Jun 15,2007 00:00
How time flies with the top down.
The Audi TT roadster came out in 2000 and the 2008 model on sale is a complete redo, but it remains familiar. Pricing is up modestly, features are up exponentially and weight is down significantly.
It's a "no bad days" kind of car.
The new model is 5.4 inches longer, 3.1 inches wider and about the same height; however, it weighs less. And it has more power.
The bathtub styling of the outgoing model was sharpened with a longer hood to accentuate classic sports-car dimensions. And there's more definition to the sides from a shoulder line and a lower "dynamic" line that scoops upward to the rear fenders.
Much of the additional size went into the trunk. With 13.1 cubic feet of space, it is the same size as the trunk of the new Nissan Sentra. With the top down, I was able to load a week's worth of groceries for the family - $155 worth, including a flat of half-liter bottles of water - and there was room for more. Some roadsters barely have room for a beach chair and bikini.
As before, there are two power choices: a 200-horsepower, turbocharged 2.0-liter four-cylinder engine (an upgrade from a 1.8-liter) and standard six-speed automated manual transmission. A 250-hp, 3.2-liter V-6 adds Quattro all-wheel drive with a six-speed manual transmission. Pricing for the V-6 starts at $45,275. Add $1,400 for the S tronic (cq) automatic.
The 2.0-liter roadster, today's test car, has a starting price of $37,575 - with a manually operated top. But if you're in for a penny, pay the additional $900 for the power top, which folds to form its own attractive tonneau.
With the top's speedy action, there's no excuse not to drive topless every day, weather permitting.
And even when it's not, this roadster is as sweet to drive with the top up as it is down. The fabric top is now lined and insulated. Sightlines are remarkably unhindered over the shoulder and out the large rear window. There's enough headroom that occupants at least 6 feet 4 inches do not have to slouch or super-recline the seat to get a clear view out the glass. And the flat bottom of the three-spoke steering wheel gives more lap room for full-bodied drivers.
A power windscreen - standard - helps quiet the cabin at highway speeds, but even then, turbulence is modest and not prone to swirling things out of the car.

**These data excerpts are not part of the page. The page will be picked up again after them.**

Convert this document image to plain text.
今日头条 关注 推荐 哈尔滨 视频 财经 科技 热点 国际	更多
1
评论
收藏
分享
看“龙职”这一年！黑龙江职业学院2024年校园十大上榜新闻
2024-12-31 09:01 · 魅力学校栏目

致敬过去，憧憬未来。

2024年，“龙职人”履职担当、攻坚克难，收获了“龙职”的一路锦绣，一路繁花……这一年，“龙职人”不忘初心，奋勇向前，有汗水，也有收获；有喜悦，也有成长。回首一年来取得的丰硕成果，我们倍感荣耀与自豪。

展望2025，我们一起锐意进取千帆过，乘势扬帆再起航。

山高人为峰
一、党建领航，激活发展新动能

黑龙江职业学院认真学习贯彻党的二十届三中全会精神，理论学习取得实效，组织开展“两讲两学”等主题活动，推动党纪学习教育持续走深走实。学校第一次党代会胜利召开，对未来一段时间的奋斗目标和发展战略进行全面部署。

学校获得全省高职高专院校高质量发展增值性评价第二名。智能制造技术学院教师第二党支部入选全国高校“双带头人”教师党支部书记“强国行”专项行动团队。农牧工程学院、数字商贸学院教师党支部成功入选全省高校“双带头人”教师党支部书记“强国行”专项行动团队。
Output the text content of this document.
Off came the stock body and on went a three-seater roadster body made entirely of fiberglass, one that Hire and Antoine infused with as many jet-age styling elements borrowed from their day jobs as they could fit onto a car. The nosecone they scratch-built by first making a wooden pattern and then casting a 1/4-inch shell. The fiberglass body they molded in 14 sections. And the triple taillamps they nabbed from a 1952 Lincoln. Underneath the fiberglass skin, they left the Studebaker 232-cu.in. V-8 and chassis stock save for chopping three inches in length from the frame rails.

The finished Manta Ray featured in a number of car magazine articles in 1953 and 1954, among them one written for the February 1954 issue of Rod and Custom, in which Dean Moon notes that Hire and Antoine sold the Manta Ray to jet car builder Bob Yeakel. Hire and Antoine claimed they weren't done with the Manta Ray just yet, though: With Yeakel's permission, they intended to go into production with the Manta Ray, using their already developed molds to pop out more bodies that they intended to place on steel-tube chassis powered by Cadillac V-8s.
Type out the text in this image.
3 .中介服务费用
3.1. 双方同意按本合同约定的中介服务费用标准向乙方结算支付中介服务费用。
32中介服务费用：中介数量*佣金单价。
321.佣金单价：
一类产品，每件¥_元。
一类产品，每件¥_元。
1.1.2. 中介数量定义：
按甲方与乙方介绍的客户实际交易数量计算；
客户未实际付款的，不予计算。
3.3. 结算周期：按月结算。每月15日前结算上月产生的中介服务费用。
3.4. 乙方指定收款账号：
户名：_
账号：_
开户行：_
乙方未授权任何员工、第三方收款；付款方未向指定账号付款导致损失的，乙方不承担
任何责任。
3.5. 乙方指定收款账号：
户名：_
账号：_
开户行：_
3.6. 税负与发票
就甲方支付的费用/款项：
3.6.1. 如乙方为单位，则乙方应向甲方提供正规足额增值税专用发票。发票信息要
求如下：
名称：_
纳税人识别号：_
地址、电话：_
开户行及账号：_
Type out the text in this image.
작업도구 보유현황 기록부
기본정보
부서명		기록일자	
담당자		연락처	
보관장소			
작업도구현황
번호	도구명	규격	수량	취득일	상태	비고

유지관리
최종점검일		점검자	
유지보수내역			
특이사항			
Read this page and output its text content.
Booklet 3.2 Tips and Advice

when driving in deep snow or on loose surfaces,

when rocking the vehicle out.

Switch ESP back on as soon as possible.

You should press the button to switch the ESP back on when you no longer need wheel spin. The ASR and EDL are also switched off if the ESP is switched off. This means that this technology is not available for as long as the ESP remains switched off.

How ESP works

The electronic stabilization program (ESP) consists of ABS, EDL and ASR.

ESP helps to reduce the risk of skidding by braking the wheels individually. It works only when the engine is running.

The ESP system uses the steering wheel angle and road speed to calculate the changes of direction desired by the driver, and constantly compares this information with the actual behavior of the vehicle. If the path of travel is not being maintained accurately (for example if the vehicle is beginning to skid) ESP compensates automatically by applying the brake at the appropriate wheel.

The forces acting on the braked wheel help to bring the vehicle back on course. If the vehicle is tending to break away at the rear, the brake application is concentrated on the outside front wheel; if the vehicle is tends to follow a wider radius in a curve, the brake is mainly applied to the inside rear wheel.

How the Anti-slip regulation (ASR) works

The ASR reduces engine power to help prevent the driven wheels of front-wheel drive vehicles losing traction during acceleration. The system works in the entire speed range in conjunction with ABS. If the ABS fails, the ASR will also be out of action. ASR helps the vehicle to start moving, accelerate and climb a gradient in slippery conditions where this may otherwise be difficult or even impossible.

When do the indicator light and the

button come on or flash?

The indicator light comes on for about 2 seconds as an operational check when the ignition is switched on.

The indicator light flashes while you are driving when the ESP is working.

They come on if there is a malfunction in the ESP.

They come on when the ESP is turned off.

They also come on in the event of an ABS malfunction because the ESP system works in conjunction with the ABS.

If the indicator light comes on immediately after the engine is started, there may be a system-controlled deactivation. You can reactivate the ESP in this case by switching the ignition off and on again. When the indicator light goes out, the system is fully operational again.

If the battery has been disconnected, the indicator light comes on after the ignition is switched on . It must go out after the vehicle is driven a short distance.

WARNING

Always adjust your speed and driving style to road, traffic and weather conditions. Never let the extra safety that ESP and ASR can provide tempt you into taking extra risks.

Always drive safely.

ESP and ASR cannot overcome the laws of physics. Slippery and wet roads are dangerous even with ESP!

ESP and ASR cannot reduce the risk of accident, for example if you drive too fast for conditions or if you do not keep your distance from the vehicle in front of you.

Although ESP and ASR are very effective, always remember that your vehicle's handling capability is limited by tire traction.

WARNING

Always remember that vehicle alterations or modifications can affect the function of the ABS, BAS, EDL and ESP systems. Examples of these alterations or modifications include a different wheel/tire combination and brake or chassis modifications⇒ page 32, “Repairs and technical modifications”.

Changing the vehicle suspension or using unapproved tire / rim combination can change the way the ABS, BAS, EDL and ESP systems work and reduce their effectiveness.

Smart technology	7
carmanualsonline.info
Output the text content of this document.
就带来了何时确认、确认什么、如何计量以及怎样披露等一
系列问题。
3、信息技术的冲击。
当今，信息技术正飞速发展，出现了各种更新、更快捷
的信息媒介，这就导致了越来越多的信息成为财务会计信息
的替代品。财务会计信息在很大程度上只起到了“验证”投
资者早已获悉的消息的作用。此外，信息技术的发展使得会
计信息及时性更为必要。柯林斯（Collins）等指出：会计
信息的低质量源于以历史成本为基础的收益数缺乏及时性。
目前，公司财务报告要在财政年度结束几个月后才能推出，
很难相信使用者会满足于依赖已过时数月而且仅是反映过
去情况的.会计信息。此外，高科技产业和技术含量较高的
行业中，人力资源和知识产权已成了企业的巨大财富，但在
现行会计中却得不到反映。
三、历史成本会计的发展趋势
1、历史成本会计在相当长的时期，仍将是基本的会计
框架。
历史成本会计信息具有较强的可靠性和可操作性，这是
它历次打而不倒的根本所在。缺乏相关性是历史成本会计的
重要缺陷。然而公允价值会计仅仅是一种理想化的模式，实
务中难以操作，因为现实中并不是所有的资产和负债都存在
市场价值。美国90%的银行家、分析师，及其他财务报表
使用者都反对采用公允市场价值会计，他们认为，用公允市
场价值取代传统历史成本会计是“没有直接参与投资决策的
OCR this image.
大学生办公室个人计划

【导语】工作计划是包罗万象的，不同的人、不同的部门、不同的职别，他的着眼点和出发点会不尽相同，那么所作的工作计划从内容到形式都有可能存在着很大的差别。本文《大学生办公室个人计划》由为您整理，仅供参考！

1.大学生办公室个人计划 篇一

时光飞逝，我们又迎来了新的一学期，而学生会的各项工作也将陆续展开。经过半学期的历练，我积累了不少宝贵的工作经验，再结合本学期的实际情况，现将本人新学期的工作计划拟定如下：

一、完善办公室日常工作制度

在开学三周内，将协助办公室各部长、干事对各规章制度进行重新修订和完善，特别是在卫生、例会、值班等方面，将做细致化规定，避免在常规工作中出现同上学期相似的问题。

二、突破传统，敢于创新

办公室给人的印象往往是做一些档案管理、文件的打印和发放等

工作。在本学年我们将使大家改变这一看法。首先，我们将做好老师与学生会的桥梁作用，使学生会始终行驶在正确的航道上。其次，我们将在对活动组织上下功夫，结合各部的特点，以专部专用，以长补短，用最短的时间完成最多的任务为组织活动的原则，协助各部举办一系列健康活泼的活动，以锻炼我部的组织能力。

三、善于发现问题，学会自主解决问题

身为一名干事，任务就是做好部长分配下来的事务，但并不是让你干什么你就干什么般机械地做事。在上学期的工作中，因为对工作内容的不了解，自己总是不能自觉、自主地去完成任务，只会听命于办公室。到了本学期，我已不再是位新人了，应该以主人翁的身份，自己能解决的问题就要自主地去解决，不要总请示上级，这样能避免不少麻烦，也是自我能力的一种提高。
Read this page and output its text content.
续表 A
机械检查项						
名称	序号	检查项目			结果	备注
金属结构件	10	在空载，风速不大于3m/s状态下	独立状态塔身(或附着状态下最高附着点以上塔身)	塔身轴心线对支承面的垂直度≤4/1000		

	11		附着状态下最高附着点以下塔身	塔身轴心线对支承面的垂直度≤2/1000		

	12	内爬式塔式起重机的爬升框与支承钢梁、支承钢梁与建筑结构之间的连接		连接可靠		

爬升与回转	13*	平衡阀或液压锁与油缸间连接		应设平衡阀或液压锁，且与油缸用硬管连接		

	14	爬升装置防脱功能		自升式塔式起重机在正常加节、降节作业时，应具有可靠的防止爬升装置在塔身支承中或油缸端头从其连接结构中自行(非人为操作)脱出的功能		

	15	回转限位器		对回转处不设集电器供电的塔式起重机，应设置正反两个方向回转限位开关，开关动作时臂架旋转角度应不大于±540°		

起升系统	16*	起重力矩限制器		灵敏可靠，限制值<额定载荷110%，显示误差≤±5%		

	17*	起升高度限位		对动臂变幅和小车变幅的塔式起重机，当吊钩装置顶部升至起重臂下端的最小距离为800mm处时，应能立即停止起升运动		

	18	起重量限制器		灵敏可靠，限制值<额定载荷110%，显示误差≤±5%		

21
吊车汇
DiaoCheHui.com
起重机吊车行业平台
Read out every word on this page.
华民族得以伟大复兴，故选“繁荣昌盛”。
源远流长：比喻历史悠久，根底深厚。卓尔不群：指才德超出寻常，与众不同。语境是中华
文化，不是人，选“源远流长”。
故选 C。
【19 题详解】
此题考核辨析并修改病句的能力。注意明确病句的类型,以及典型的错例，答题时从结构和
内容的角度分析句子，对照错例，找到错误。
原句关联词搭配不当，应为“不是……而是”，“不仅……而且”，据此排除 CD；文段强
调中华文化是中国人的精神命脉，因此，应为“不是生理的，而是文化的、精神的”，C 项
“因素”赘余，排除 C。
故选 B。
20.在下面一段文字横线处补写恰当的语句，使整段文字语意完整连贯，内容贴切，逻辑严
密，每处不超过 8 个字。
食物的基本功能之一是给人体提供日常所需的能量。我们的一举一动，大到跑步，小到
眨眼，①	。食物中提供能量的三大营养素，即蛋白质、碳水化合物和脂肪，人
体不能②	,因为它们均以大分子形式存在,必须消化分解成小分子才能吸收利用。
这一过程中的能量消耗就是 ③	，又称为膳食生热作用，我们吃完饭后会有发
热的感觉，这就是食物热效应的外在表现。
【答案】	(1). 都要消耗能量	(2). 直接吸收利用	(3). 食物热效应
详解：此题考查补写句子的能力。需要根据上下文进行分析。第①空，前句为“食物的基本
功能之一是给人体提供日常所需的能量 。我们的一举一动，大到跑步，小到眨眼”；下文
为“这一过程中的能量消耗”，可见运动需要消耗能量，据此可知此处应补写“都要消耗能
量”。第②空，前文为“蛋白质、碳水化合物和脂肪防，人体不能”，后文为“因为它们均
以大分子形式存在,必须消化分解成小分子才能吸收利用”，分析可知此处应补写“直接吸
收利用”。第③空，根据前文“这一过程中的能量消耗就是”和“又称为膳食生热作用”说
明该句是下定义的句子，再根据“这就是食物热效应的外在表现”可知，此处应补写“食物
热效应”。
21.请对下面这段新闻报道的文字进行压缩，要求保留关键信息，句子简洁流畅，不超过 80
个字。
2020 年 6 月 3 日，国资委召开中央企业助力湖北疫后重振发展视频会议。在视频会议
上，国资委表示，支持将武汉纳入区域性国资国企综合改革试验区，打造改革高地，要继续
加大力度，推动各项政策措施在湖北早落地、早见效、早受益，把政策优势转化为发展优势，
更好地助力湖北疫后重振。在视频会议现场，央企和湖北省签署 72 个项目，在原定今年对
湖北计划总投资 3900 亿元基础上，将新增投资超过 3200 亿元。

Inside, it's still a gallery of design themes.
Three-across circular air vents at the dashboard console resemble the engine cowling of an airplane, continued below at the three heat-vent-fan knobs. The sidebars of the center console resemble a motorcycle fuel tank.
The TT's layout of vent and AC rotary knobs are the best in the Audi lineup, which typically uses flat buttons with arcane icons. And the cup holder between the seats reflects the global marketing of the car. Besides two standard-size cans or cups, there's also a slot for a can of Red Bull, a customer preference in Japan.
Audi is compulsive about making colors match, and having switches, push buttons and other controls make the same sound when pressed or turned as well as requiring similar force to engage.
It's part of the experience, says TT product planner Filip Brabec, who drove 700 miles nonstop in a new TT coupe for a breakfast meeting with me.
"It costs more and adds complexity, but we do that because it goes with the quality of the interior," he says.
The interior materials are attractive and durable. The double-loop Fresco carpet reminds me of Berber. The soft touch to the dash top feels like leather but will wear better with exposure to the elements. And as upscale as the basic interior appears, there are a few leather upgrades for more color choices, including Madras Brown Baseball leather with brown stitching ($1,000). The Enhanced Interior Package ($1,250) adds fine Napa leather to the dash top, center console, door panels and storage compartments behind the seats.
More use of aluminum kept down the curb weight, trimming 188 pounds from the V-6 roadster and 50 pounds from the four-cylinder.
The roadster is stiffer than the outgoing coupe, so don't expect cowl shake. But do expect flat handling and a stable ride.
This car enjoys being tossed and revved. The short chin is not prone to scraping at driveways, which just encourages more fun in driving.
Enthusiasts shouldn't sniff at the automated manual Direct Shift Gearbox, with steering-wheel paddle shifters. It's an automatic that behaves like a manual, but never gives a poorly timed shift and always brings a smile as the exhaust burbles between shifts. Using the Sport mode noticeably sharpens shift points.
The stability issue with the first TT that required a retrofit of a spoiler has been solved. But this car also has a 1.5-inch wider track and a power-actuated spoiler that rises at 75 mph.
Seven years ago the TT was a fashionably sporty car. Now, it's an Audi sports car.